The theft of freshly buried corpses became so bad, that mourners were forced to protect their loved ones even after the funeral. Guardhouses and night watchmen were installed into graveyards as well as strong, iron mortsafes over fresh burials.

Burke and Hare, two of Edinburgh’s most notorious residents, found a different way of doing business. William Hare ran a lodging house in Tanner's Close and when one of his tenants died before he could pay the bill, he was determined to get his money somehow. Word had spread about the shortage of bodies for medical students and Hare had an idea.

With William Burke’s help, he replaced the lodger’s body in the coffin before it could be buried and carted it along to Surgeon's Square, selling it to anatomist Robert Knox. The assistant who handed over the cash made it very clear that if any other bodies turned up, they were very welcome.

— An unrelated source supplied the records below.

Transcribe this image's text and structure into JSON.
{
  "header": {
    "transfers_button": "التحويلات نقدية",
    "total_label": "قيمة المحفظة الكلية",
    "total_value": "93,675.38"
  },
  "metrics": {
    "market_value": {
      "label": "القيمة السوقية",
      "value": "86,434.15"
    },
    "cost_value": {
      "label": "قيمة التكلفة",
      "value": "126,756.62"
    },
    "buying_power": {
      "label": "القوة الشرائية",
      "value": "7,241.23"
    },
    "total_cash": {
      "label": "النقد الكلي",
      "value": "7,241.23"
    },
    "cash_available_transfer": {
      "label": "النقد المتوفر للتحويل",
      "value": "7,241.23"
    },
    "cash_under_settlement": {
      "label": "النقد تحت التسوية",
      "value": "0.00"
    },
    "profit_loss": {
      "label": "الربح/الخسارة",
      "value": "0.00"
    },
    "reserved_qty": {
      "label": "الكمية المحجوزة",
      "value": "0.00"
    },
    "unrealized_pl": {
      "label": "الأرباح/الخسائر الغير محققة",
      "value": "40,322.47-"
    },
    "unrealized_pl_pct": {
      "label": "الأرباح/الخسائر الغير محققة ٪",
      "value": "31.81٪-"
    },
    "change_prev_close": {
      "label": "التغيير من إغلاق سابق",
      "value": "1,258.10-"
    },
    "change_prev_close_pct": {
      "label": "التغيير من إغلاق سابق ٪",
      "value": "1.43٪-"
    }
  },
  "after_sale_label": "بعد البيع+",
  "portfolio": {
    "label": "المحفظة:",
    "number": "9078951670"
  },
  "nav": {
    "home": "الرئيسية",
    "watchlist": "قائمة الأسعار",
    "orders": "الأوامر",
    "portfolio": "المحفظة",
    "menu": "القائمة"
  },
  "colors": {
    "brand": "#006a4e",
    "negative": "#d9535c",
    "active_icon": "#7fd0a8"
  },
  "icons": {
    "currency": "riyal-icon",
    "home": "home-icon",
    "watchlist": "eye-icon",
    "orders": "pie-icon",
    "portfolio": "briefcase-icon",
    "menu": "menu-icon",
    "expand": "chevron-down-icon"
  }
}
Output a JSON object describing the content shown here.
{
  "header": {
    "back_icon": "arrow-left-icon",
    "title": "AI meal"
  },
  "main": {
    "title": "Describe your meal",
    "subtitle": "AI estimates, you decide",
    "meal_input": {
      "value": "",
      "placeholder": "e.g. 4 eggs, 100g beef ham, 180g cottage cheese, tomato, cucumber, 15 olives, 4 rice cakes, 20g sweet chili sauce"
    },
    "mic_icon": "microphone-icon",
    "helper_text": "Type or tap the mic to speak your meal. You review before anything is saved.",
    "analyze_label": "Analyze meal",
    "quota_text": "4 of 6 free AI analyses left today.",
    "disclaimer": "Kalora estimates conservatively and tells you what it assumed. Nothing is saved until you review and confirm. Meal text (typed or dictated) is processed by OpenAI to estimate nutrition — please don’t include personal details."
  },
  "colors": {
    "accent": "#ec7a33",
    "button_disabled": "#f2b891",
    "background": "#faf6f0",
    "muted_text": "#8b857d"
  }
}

The pair could do with the extra income but getting hold of naturally occurring corpses wasn’t an easy task. Instead, over the next 10 months Burke and Hare murdered 16 people as part of their new enterprise.

Their usual technique was to lure the target back to Hare’s lodging house, fill them with cheap whisky and suffocate them in a manner that would later be named burking. While the bodies were still warm, they rushed them down the Cowgate to Knox’s door.

Eventually, the pair were caught and Hare gave Burke up to save his own skin. In return for his full, written confession, Hare was released while his partner in crime was hanged and his body used for public dissection as poetic justice. Hare might have been a free man, but he was chased out of Edinburgh.

Nobody knows where he ended up or if he carried on his murderous enterprise somewhere new.